Dirk,
On Dec 15, 2008, at 1:56 PM, Dirk Balfanz wrote:
> Hi Pat,
> let me see whether I understand your proposal (from a user
> experience point of view):
> You would like a flow in which a user visits an RP, becomes
> interested in the service the RP provides, and decides to "sign up"
> at the RP. The RP then sends the user to an OP for login, but also
> wants to request access to potentially many OAuth SPs that have the
> user's data.
> So the approval page, at the OP, that the user should see would say
> something like "You're about to log into RP. The RP would like
> access to the following resources: your data X at x.com, your data Y
> at y.com, etc." (where x.com and y.com are not the same as the OP).
> Did I get this right?
not quite.
1. User wants to delegate his authority to a workflow running on a
consumer. He needs to delegate his authority to the workflow to
access various SPs on his behalf. So, yes, he has to authenticate
himself first to consumer. Consumer acts as an RP
2. Consumer now tries to connect to first SP on behalf of the user.
SP needs to turn around and act as an RP and send the Openid+oauth
message. OP should say: "Hey, "consumer X" wants to access resources
Y on SP Z, Are you ok with that?". User can say yea or nay.
3. Workflow continues and accesses as many SP's as needed. Same thing
happens.
I think that it only requires minor change to current message. OP
provides authorization token and OAuth is happy. SP can check back to
OP everytime the workflow knocks at the door to make sure that the
token is still valid.
> If so, then you're right that the current spec on
> step2.googlecode.com doesn't address that use case. For this to
> work, we would have to find a way for the SPs (x.com, y.com in the
> example above) to know that the user really wants the RP to have
> access (both in OAuth, and in the OpenID OAuth extension (which
> assumes OP==SP) the SP knows because the user - which the SP
> authenticates - tells the SP directly).

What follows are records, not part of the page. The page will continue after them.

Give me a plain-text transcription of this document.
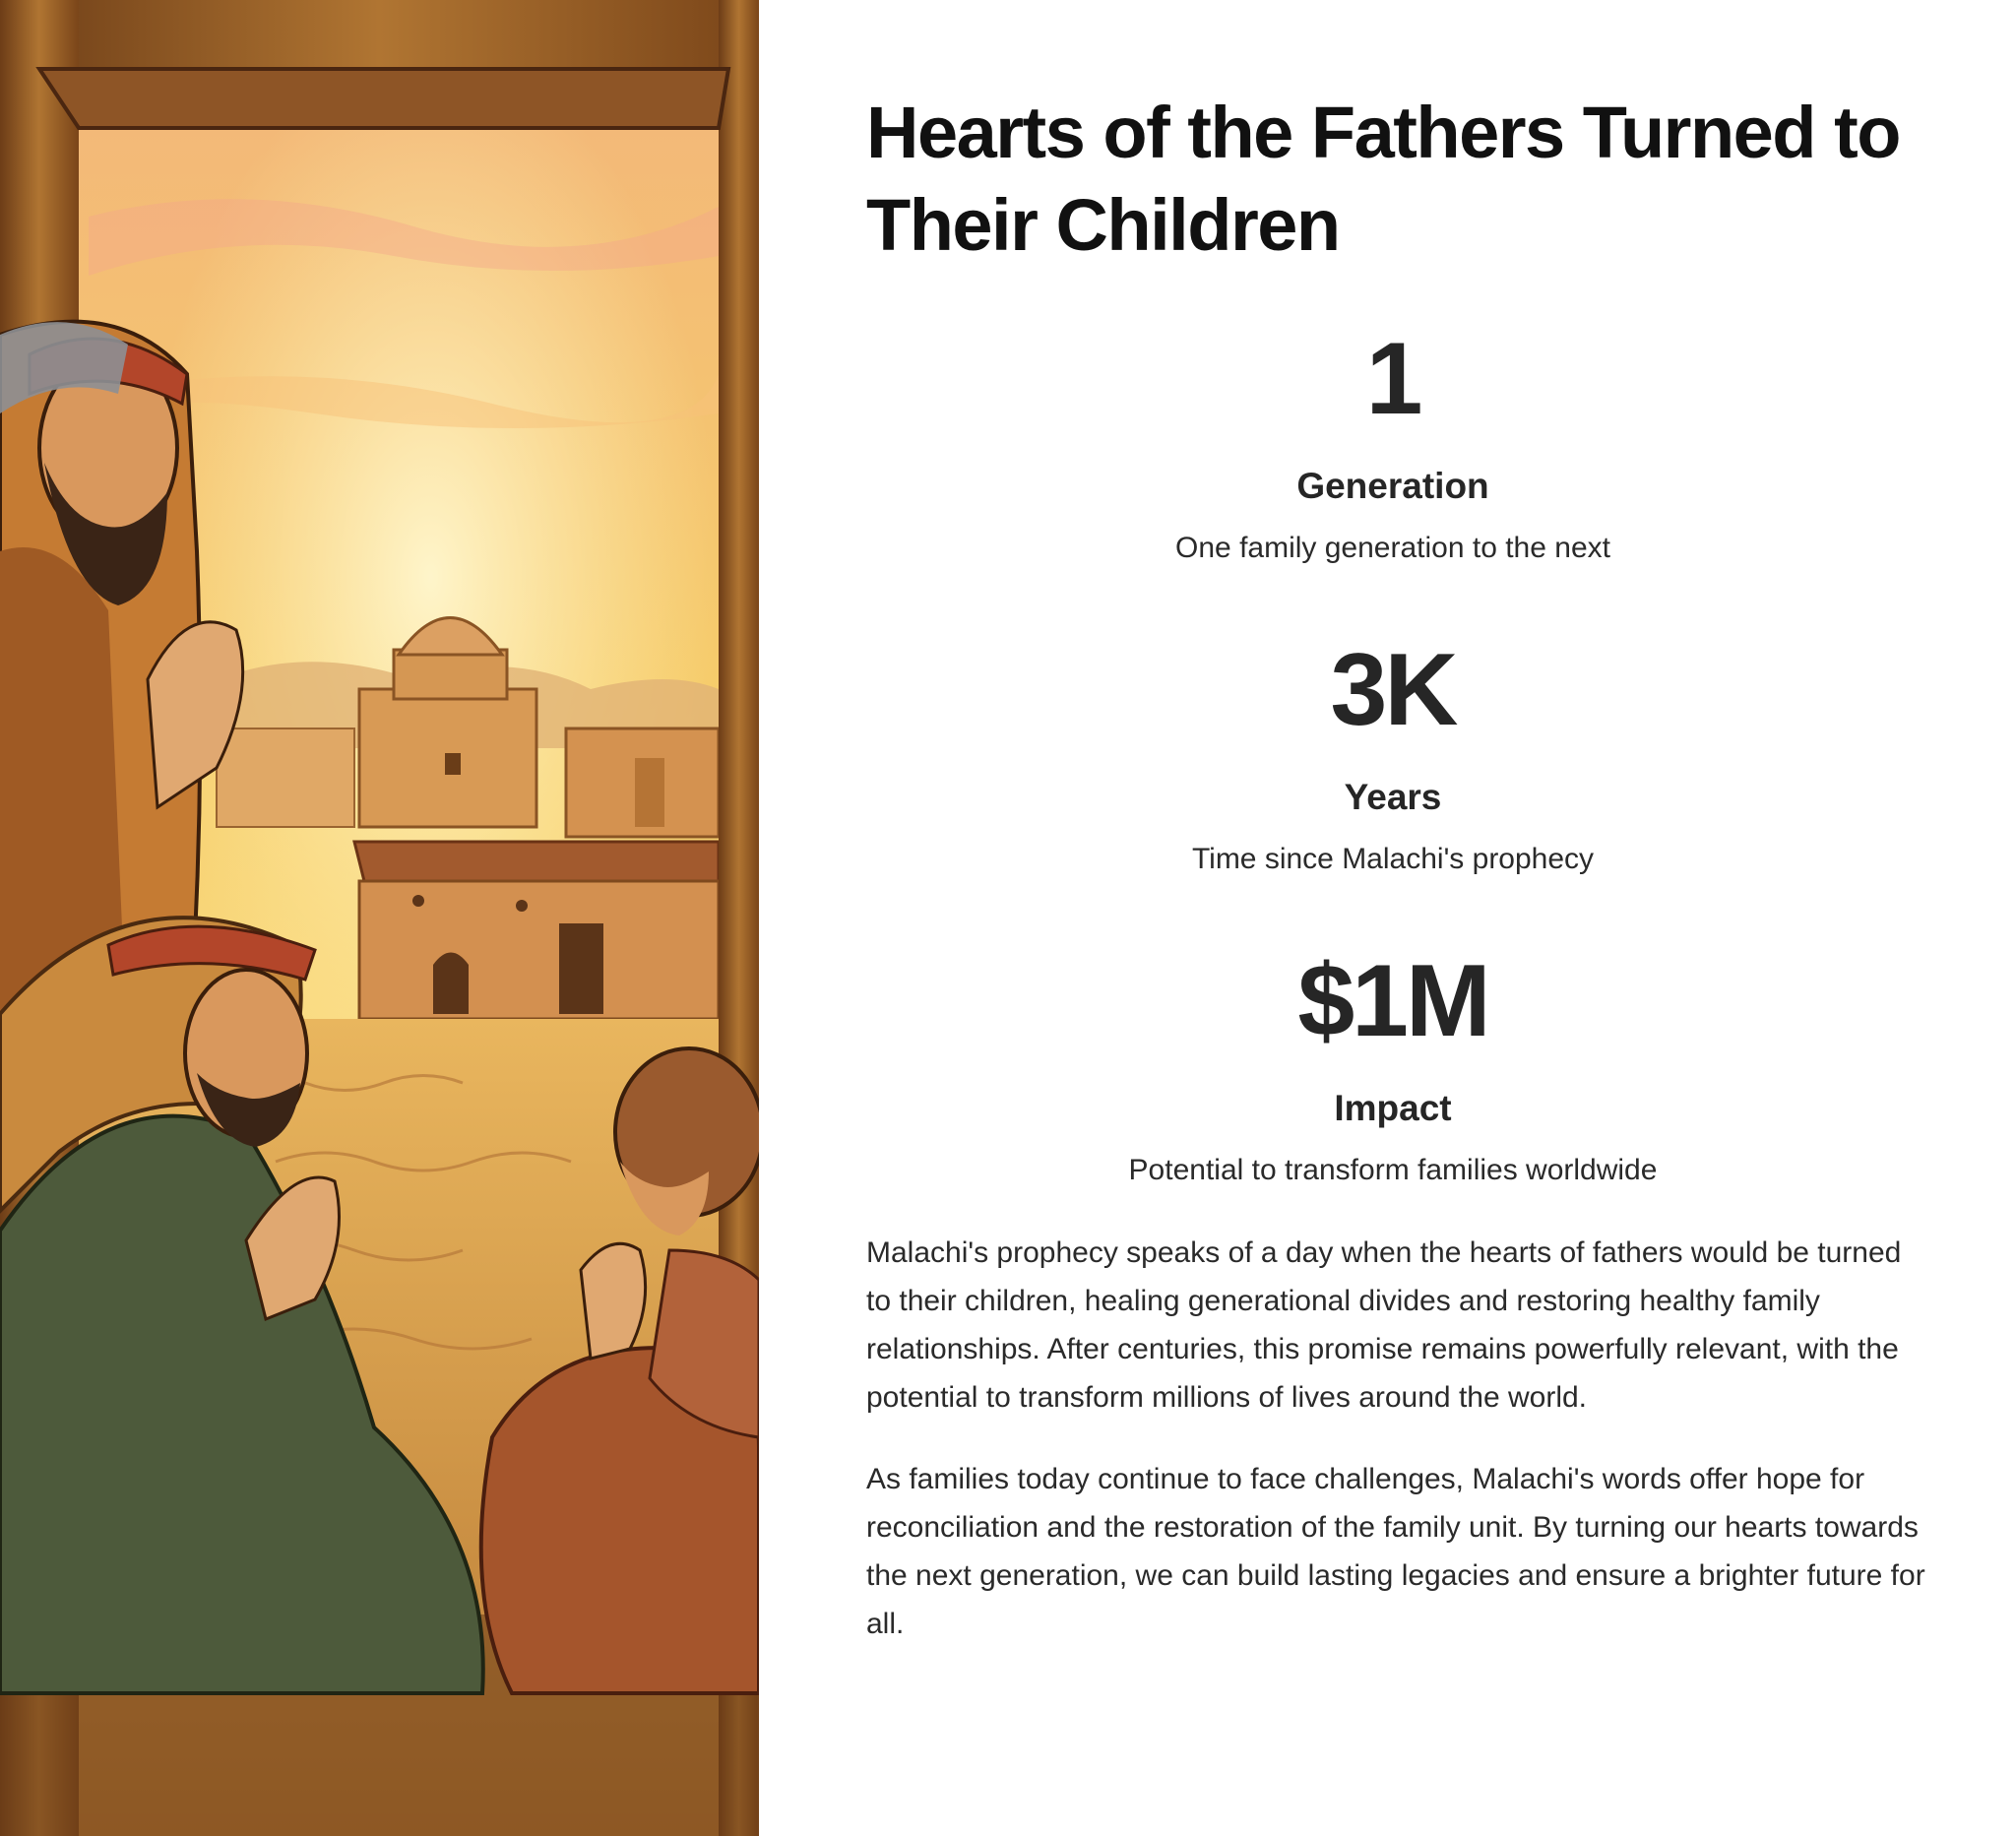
Hearts of the Fathers Turned to Their Children
1
Generation
One family generation to the next
3K
Years
Time since Malachi's prophecy
$1M
Impact
Potential to transform families worldwide

Malachi's prophecy speaks of a day when the hearts of fathers would be turned to their children, healing generational divides and restoring healthy family relationships. After centuries, this promise remains powerfully relevant, with the potential to transform millions of lives around the world.

As families today continue to face challenges, Malachi's words offer hope for reconciliation and the restoration of the family unit. By turning our hearts towards the next generation, we can build lasting legacies and ensure a brighter future for all.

User openid woudl be passed in the transaction between Consumer and
SP. SP would authenticate the user and verify the claim that Consumer
is making that user will grant access by asking the user (setup mode)
or checking for token validity (immediate mode)
> Can you say more about the actual use cases you have in mind for
> which this would be useful? I'm trying to gauge how important it is
> to solve this problem :-)
Sure. This is to support an OGC Interoperability demonstration with
many organizations including WfMC, NGA, NASA... and many commercial
partners. I can talk more about this offline if you want. I work on
the NASA side. This is a disaster management scenario. This is very
relevant as we are doing a lot of work with Fire Fighters, Red Cross...
Here it is:
There is a major wild fire in California near Airport. Major smoke...
can't see anything...
First responders come to the scene and want to get hyperspectral
imagery to see through the smoke, as well as smoke plume, weather
prediction...
Joe discovers that NASA has a Hyperspectral Imager that can be tasked
(as well as a UAV)....
NASA grants temporary trust to CA Fire Department.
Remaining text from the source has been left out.